Libur di hari “Fitri” rasanya memang moment yang tepat untuk melihat penderitaan para nelayan yang ada di desa kelahiranku. Waktu singkat itu aku coba pergunakan untuk melihat keadaan masyarakat yang kini sudah berstatus sebagai “Mantan nelayan”.
Mungkin keadaan seperti ini sudah menjadi hal biasa bagi sebagian masyarakat nelayan disalah satu daerah di Kepulauan Riau, tempat dimana aku lahir dan kini duduk berbincang bersama dengan para orang tua yang dulunya bekerja sebagai nelayan. Ironis memang tapi itulah kenyataan. Padahal hari masih pagi, namun mereka yang dulunya berstatus sebagai nelayan, kini hanya bisa berkumpul bersama rekan-rekan mereka, untuk menunggu para penumpang yang ingin menggunakan jasa dan membawakan barang-barang bawaan saat mau menyeberang kepulau tetangga, atau juga membawakan barang para penumpang yang baru saja datang datang menginjak pulau ini.

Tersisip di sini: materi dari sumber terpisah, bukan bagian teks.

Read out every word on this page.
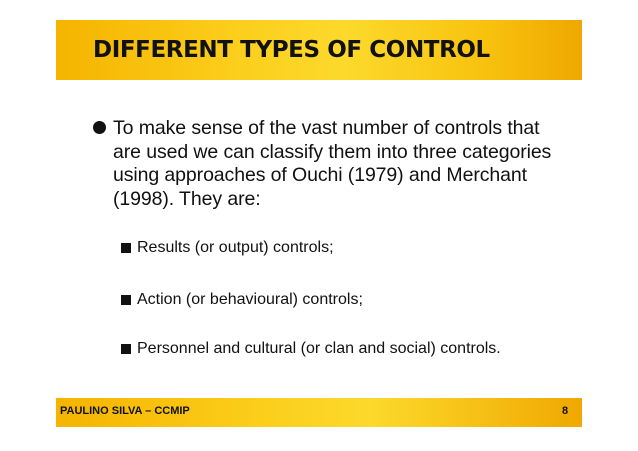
DIFFERENT TYPES OF CONTROL
To make sense of the vast number of controls that are used we can classify them into three categories using approaches of Ouchi (1979) and Merchant (1998). They are:
Results (or output) controls;
Action (or behavioural) controls;
Personnel and cultural (or clan and social) controls.
PAULINO SILVA – CCMIP	8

Demikianlah saat 1 Oktober 2005 tiba, saat kenaikan BBM resmi diumumkan, kini para nelayan itu tak sulit melaut lagi. “Biaya beli bensin lebih mahal ketimbang hasil tangkapan yang akan diperoleh”, seperti itulah kiranya kenang para “Aktivis nelayan” itu. Dan memang, kenangan itu kini hanya bisa dirasakan tanpa mereka dapat berbicara banyak dengan para pembesar daerah ini yang baru beberapa bulan saja dilantik. Mungkin karena latar belakang mereka yang umumnya kebanyakan tidak bersekolah, sehingga keinginan mengungkapkan segala permasalahan yang dialami, jadi terhambat. Padahal dipelabuhan tempat para “Mantan nelayan” itu duduk “Mangkal” menunggu jasa barang bawaan, para pejabat hilir mudik setiap hari kerja, karena memang pelabuhan kecil itu digunakan menyeberang untuk mencapai ibukota kabupaten tempat dimana para wakil rakyat ngantor. Dan memang para petinggi yang berdomisili daerah ini harus memakai kapal laut lagi sekitar 1 jam ke pulau seberang untuk melakukan aktivitas kerja.
Sebenarnya permasalah nelayan yang ada dinegeri ini sangat kompleks, terkadang keadaan ini terjadi tidak hanya berasal dari pemerintah terkait yang kurang memperhatikan mereka akan tetapi permasalahan para nelayan itu terkadang muncul dan dibuat oleh mereka diri sendiri. Fenomona ini tak boleh berlarut, lalu apa yang harus kita dilakukan ? Kepada para petinggi negara dan daerah, mari bersama mencari solusi.